I’ve been planning on going out to chase some tuna this weekend, so I put out some feelers to a couple of heavy hitters to find out what has been going on.  Granted, any information is taken with a grain of salt because like all great fishermen, those guys were full of shit.  Anyhoo,  I’ve got an idea of where I want to start, what I’ll use and two respectable back-up plans should things look sour.  Sounds like plenty of fish, but few large enough to sell.  Time to think outside the box.

Over the course of the week, I actually heard three different versions of a fish-tale.  One from the actual fisherman (and probably the furthest from the truth); one from some shop guys and the final version from a fella who is just getting into fishing.  There is nothing like a good tuna story to make people act a little queer.  It may be a good time to start some rumors for my own amusement.  Did anyone hear that a 300lb.-er swam into the structure supporting the greasy pole and couldn’t get out?  One of the walkers actually harpooned it with the flag on his way down.  Viva San Pedro!

Dropping a load.

June 24, 2010

Get your mind out of the gutter, pig.

Nice spare tire, dude.

Garden update

June 22, 2010

So many of you have been dying to know: what does farmer/fisherman/Adonis Doug plant to keep his amazing shape? well here is the breakdown.

Bottom Garden:

Pumpkin; broccoli; eggplant; cucumber; red, yellow, green, hot peppers; summer and butternut squash; Yukon gold potatoes; copious amounts of tomatoes; zucchini; and one cherry tree to let all the sissy shit know who’s boss.

asparagus patch:


top garden:

Romaine lettuce; hippy crap lettuce; garlic; carrots; beets; basil; rosemary; sweet onion; various dahlias; And a cherry tree in between the asparagus patch and the upper garden…to let the sissy shit know who’s boss.

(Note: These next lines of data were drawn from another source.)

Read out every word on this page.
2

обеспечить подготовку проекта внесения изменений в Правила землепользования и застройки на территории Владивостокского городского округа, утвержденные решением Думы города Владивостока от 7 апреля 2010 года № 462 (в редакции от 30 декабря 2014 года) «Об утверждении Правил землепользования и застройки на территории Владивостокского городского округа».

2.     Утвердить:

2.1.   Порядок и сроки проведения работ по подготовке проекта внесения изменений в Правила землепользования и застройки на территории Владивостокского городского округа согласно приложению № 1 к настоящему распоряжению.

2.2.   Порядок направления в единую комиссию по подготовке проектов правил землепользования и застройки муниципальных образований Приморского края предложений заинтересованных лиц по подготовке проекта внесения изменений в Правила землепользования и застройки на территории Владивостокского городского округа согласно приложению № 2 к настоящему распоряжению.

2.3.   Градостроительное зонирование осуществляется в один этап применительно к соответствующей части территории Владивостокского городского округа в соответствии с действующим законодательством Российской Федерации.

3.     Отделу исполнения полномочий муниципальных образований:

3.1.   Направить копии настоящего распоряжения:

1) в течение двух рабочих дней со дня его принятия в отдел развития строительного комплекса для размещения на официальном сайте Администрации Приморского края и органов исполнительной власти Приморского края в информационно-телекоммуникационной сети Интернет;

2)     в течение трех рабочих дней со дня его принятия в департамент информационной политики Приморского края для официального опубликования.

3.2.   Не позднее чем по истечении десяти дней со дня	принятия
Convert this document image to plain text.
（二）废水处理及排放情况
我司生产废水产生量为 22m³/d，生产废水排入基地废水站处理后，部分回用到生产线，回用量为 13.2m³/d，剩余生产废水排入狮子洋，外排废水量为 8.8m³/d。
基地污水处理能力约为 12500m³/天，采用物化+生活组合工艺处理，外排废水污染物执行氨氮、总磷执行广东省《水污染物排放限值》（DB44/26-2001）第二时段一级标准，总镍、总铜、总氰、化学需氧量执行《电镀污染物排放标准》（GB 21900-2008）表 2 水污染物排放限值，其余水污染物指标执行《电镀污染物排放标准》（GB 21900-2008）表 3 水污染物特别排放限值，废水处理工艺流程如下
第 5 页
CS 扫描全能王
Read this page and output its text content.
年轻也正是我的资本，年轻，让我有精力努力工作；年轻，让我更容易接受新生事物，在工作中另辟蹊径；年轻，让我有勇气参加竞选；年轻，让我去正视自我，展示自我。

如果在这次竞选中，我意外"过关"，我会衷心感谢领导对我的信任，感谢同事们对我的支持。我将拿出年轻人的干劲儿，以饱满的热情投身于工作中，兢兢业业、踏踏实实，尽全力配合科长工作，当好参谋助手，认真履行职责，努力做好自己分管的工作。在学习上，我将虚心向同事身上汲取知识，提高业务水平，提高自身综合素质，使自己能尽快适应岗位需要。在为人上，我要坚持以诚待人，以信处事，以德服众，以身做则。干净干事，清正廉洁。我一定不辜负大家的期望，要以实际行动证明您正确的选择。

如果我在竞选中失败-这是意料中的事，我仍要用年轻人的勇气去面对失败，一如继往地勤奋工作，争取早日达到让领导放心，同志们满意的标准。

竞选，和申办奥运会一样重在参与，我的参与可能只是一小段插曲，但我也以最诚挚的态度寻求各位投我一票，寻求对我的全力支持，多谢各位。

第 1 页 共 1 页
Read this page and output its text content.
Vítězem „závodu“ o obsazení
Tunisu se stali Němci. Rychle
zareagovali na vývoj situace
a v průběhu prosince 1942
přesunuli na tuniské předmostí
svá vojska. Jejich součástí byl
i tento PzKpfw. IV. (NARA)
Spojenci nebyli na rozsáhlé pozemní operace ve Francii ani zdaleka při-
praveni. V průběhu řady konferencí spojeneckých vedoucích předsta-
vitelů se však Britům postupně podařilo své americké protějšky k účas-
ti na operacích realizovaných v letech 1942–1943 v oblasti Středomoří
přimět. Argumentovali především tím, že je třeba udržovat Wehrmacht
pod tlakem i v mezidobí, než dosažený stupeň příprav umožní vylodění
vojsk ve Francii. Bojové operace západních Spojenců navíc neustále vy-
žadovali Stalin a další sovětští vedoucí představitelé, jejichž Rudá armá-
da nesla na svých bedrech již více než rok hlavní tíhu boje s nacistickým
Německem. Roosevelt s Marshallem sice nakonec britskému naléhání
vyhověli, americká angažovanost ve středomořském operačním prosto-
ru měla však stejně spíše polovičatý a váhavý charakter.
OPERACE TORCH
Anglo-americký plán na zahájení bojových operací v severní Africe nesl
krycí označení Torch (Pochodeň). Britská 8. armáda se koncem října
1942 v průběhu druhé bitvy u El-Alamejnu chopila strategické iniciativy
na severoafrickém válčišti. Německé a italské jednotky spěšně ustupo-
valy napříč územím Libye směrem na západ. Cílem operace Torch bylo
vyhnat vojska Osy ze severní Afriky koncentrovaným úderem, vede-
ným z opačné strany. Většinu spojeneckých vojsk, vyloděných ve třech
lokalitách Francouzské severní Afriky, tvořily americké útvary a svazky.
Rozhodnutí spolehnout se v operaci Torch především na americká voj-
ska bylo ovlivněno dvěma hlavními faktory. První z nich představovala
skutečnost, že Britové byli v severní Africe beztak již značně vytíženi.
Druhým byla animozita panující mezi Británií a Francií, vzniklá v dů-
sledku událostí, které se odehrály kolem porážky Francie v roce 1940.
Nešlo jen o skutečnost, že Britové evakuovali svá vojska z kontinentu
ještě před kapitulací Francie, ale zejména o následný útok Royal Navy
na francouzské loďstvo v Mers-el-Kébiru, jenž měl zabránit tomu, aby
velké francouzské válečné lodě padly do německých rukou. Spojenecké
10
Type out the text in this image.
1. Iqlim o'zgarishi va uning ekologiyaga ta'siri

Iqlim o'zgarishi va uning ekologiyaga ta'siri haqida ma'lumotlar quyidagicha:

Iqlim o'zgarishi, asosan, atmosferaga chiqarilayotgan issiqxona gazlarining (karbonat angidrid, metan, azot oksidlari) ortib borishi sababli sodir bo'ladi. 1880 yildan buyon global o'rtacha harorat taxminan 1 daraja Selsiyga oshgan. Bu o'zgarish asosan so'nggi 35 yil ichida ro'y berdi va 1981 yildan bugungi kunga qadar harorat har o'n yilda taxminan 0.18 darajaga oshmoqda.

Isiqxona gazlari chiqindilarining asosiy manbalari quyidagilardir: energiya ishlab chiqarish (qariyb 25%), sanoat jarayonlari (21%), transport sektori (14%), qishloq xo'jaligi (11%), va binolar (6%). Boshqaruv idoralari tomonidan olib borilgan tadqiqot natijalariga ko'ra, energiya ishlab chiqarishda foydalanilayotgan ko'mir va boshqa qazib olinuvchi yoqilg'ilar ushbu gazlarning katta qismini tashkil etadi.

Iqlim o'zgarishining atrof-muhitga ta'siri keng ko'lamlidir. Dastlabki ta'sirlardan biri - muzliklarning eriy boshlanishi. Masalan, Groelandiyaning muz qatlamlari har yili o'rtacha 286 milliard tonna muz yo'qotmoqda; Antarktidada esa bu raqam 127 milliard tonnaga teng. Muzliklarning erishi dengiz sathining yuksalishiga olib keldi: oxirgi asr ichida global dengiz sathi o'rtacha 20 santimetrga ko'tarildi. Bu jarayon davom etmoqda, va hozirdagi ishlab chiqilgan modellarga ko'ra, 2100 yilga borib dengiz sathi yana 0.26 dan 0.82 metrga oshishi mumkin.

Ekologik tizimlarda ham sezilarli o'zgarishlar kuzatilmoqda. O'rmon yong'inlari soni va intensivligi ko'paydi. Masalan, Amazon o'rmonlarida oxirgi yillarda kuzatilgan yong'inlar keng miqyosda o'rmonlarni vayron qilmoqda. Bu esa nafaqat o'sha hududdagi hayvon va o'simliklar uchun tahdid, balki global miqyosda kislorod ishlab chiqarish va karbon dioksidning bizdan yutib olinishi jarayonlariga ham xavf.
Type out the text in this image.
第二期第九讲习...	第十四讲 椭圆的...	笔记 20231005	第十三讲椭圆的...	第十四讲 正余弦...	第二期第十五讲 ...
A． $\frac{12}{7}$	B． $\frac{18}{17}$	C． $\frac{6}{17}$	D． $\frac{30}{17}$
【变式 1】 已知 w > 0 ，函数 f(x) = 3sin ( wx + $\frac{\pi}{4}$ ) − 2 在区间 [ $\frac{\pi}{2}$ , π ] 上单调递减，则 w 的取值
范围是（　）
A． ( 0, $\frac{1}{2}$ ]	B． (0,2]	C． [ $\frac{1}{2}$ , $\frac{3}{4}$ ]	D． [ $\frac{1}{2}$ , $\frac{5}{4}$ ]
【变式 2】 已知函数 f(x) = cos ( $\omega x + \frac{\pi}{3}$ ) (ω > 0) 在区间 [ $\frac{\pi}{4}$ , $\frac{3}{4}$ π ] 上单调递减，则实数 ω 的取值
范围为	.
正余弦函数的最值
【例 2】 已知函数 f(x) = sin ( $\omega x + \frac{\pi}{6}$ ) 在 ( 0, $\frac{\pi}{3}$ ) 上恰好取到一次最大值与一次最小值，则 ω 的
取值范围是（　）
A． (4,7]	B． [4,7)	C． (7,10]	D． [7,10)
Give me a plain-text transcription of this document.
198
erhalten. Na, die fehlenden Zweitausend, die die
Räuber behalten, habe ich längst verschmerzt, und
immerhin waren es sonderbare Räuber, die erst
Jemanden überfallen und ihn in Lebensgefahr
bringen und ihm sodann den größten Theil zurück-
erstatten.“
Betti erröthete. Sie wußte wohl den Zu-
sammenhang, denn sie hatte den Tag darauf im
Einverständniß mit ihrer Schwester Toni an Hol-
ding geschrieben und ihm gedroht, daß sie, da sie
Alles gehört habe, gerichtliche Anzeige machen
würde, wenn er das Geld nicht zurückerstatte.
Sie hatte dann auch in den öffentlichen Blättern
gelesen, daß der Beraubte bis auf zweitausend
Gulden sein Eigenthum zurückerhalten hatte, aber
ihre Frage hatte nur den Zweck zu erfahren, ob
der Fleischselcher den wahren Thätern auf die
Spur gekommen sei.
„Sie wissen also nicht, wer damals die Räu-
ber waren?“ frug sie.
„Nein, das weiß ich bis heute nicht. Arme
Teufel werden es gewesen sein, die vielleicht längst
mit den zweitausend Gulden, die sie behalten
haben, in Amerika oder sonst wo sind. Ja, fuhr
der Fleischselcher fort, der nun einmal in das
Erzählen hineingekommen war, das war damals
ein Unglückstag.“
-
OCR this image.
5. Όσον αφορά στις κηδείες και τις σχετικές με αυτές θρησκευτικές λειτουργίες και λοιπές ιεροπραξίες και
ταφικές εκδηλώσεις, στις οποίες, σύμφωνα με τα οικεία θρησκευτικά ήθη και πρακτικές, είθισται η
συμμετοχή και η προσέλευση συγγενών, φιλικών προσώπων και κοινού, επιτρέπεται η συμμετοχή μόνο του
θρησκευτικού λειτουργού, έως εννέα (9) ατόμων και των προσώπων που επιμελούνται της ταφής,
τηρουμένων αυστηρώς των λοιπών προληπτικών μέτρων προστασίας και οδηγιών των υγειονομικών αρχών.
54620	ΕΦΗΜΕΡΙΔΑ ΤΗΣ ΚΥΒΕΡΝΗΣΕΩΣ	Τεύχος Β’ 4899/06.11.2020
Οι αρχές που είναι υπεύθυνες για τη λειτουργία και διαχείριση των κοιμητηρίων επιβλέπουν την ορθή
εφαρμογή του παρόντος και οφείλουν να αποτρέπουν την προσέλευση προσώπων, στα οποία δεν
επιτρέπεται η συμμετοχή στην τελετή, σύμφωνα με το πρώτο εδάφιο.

Pear tree; peach tree; red delicious and macintosh apple trees; dwarf plum-tree; black raspberry; 4 high bush, 4 low bush blueberry (personally, I enjoy the low bush).

Now, I know what your thinking: this guy is a huge dork.

Well, that may be.  But I do appreciate the beauty of the position that I am in.  That is a position in which I don’t give a shit what you think.

Go time

June 22, 2010




So we’ve started to set our lobster gear for the 2010 season, about two months earlier than usual.  Its been a long time since we’ve fished lobster in June, it should be interesting to see how we’ll be received by the inshore fleet.   Another side effect of NOAA’s mis-guided fisheries regulations will be more guys fishing for lobster for more of the year.  One load down, only 1100 traps to go.  Put the phone down Mark, I’m only kidding.

Bushy tailed rat

June 19, 2010

Some folks preach that we should have love and compassion for all of Gods creatures.  Perhaps the red squirrel that has been waking me up all week running around on my deck is trying to express his love and compassion for me?  He should have thought twice, because when the Socom Carbine .177 cal air rifle starts barkin’ hell-fire, all squirrels shall Rue the day.  Rue the day.

Mister squirrel, you have been found guilty of trespassing by a jury of your peers and sentenced to death.  May the lord have mercy on your soul.  (Oh yeah, read that with a southern accent)

fairweather fan

June 17, 2010

So, I am in the unfortunate position of having to be a basketball fan tonight.  I don’t like it.  First of all, there is way too much diving.  Second of all, there is way too much tough guy, gangster thug attitude from guys that were more than happy to flop around on the floor the previous play.  Third of all, every time someone drives the lane the whistles blow for a foul.  I mean these are big athletic guys; give them some mouth-pieces and let them get after it.  Then I would watch.  Someone wants to flop around on the floor, kick him in the stomach.  That would end the flopping.  Someone wants to stare you down after a big dunk, elbow him in the teeth.  Ultimately, I think that the NBA needs to instate a new rule where each team is required to have one hockey player on the floor at all times.

All that having been said, this video is funny:

I mean, what did this kid think was going to happen?  Pull your shit together kid.